Хрупкий балкон прогнулся, закатывая нас в храм. Жнец повернул к нам пустую железную голову.
- Да?
— Извините за беспокойство, милорд. Подумал, заскочу и попрошу вас поджарить кожицу моих связок.
— Дам тебе тупую боль в свежих останках. Погибшие дни в радужной оболочке. Лучшее, что я могу предложить.
— Вот такие они здесь, — шепнул я Эдди. — Разговоры с фасада, жажда крови с чёрного хода. — И снова обратился к Жнецу: — Это ваше последнее слово, живчик? Уверен, вы сможете придумать что-нибудь поизощерённее для моего друга.
— Железные мысли не думаются. В небесах тьма — это возможность уединения и побега.
— Понял, 6 чём я? — спросил я Эдди вполголоса. Он же просто уставился в возбуждении на тонкую расползающуюся кожу мечников и полированных ночных птиц, вынужденно хихикающих.
— По рукам, — сказал я Жнецу, подходя с тщательным равнодушием. — Только не пытайся наколоть нас, идёт?
— Вертящаяся реальность откатилась в сторону и явила проход в гарнизон пыток, который я с тех пор узнал, как собственный дом. Как минимум, там не скрывали правду о себе. Иногда меня связывали и пытали, пока мой живот не извергал вязы, морских чертей, псов, шланги, струи пламени, лоскуты бархата, стоп-сигналы, фрукты, кости, богов, сломанные посохи, сплавки, троллей, мишени для дартса, попкорн, акул, рожки, паникующих поваров, галстуки, бюсты Ленина, очки, разглагольствующих нищих и волны облаков дыма цвета кожи. В конце концов, мне так всё надоело, что я начал
насвистывать и изображать дурачка.
— Он свистит, — сказал в раздражении один палач.

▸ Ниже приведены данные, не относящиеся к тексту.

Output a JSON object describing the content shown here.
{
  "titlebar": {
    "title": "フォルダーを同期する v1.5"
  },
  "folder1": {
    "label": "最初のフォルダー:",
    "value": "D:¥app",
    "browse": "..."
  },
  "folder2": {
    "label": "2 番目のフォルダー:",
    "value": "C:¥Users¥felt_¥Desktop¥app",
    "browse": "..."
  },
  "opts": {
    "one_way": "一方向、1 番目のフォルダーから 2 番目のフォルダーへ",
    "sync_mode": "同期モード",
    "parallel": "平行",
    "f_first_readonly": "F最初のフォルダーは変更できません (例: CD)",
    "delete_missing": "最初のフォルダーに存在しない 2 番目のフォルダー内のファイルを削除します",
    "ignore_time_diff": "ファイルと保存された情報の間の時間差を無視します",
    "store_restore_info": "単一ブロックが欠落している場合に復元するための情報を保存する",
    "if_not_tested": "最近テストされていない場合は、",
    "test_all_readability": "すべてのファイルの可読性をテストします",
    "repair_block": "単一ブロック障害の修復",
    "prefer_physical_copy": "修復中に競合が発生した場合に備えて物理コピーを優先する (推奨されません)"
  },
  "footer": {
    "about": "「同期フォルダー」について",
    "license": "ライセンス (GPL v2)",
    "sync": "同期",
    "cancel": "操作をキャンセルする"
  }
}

— Лучше, чем ничего, — философски сказал второй.
— И как тебе понравилось? — спросил я потом Эдди, хлопая его по спине. — Залитое солнцем поджаренное желе в духовке твоей головы — полтора выходной с половиной.
— Звучит неплохо.
— Неплохо? Мы только что оттуда. И это вечные муки.
— Называй, как хочешь, но это лучшее из того, что я знаю.
Теперь, конечно, хлыст жизни развился из ясельной ветви. Мне не надо покупать проблемы. Но я хорошо сплю. Ночь — это пресс-папье, прижимающее мою немецкую овчарку и меня как две предсмертные записки к столу масона. Незавершённая, моя судьба барабанит костлявыми пальцами, когда я храплю. Ну что, доктор — что вы поняли?
Проблемы с психиатром
— Это всё было без наркотиков?
По крайней мере, именно это он бубнил сначала Потом начал махать сеткой нормы на прогрессирующе течение. Думал, что центральная ось символизирует член, но всё остальное понял превратно. Для начала не верил в реальность существа по имени “Эдди”.